Flexible schedules and a 35-hour work week make SAS employees the most satisfied around when it comes to work-life balance, according to a survey by Glassdoor. But one of the more interesting developments in this year’s report is the inclusion of Yahoo for the first time.
For Yahoo, making the list marks another win on the employee front. On its recent earnings call, the company noted that its employee attrition rate declined 59 percent in the second quarter, compared to a year ago – even though it has a controversial telecommuting ban in place.
“Before Yahoo’s telecommuting ban, employees were pleased with the company’s flexible hours and free food,” said Scott Dobroski, a Glassdoor spokesman. “Even after the telecommuting ban, we continued to see themes of a good work-life balance, with unlimited sick time, free food, free phones and free transportation. And we continue to see a theme of flexible work hours, even after the telecommuting ban.”

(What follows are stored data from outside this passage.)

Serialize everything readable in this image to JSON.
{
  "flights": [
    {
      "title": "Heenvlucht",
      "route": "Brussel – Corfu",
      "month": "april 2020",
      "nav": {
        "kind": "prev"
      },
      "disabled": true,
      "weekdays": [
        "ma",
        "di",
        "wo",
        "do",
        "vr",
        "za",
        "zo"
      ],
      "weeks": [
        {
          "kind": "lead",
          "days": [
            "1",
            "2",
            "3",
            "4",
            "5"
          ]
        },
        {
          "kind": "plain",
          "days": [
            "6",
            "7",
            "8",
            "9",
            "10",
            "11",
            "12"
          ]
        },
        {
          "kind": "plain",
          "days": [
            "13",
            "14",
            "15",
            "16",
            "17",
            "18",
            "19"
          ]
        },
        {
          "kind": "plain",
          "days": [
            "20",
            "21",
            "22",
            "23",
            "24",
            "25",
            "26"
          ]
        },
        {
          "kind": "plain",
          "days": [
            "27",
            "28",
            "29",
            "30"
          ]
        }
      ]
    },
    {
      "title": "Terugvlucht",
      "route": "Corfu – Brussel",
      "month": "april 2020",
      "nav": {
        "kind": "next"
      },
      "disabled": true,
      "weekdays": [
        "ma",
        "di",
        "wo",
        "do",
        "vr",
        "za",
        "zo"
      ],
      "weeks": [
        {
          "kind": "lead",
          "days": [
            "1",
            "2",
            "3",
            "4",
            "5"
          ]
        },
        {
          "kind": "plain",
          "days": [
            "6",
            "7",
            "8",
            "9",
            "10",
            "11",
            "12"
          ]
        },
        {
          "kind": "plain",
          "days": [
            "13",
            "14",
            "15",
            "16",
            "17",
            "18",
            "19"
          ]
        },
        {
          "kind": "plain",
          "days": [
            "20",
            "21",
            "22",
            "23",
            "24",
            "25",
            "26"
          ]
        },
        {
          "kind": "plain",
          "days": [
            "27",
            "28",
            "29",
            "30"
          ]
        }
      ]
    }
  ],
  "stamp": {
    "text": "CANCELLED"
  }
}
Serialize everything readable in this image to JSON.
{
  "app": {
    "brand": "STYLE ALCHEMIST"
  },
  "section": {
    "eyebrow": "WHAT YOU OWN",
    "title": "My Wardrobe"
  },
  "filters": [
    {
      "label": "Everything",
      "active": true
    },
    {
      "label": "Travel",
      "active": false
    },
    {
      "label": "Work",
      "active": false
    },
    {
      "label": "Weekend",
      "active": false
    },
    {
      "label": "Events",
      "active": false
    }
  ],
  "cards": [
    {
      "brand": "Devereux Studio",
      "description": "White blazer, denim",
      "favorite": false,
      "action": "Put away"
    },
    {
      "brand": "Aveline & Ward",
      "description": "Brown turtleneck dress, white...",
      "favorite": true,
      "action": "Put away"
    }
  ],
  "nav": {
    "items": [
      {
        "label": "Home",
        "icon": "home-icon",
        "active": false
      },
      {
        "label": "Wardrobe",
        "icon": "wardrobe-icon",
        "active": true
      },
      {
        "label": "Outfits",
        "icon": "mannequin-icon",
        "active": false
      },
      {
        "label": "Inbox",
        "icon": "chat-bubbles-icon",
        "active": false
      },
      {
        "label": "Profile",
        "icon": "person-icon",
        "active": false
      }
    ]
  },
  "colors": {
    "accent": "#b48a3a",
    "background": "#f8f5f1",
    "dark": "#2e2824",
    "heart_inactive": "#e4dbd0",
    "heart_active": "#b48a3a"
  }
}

Employees at AOL, which also made the list for the first time, gave the company’s managers high scores for actually caring about employee welfare and being flexible about scheduling time off. “AOL [allowing] employees to do their job without micro-managers was a theme we kept seeing,” Dobroski said.
This year, the average work-life balance rating was 3.2 out of 5. Since the survey began, the average has been edging down, falling from a rating of 3.5 in 2009.
Part of this may stem from technology itself, Dobroski observes: While tech makes it easier for workers to, say, telecommute, it can also tie them to their companies around the clock.
That may also explain why some of the companies that made it onto the Best Places to Work list – such as Facebook, Apple and Google — didn’t earn high marks in terms of balance. “These companies have reputations of having innovative technology that touches millions of people’s lives,” Dobroski said. “But if you take advantage of their free food, laundry and massages, do you really need to go home at the end of the day?”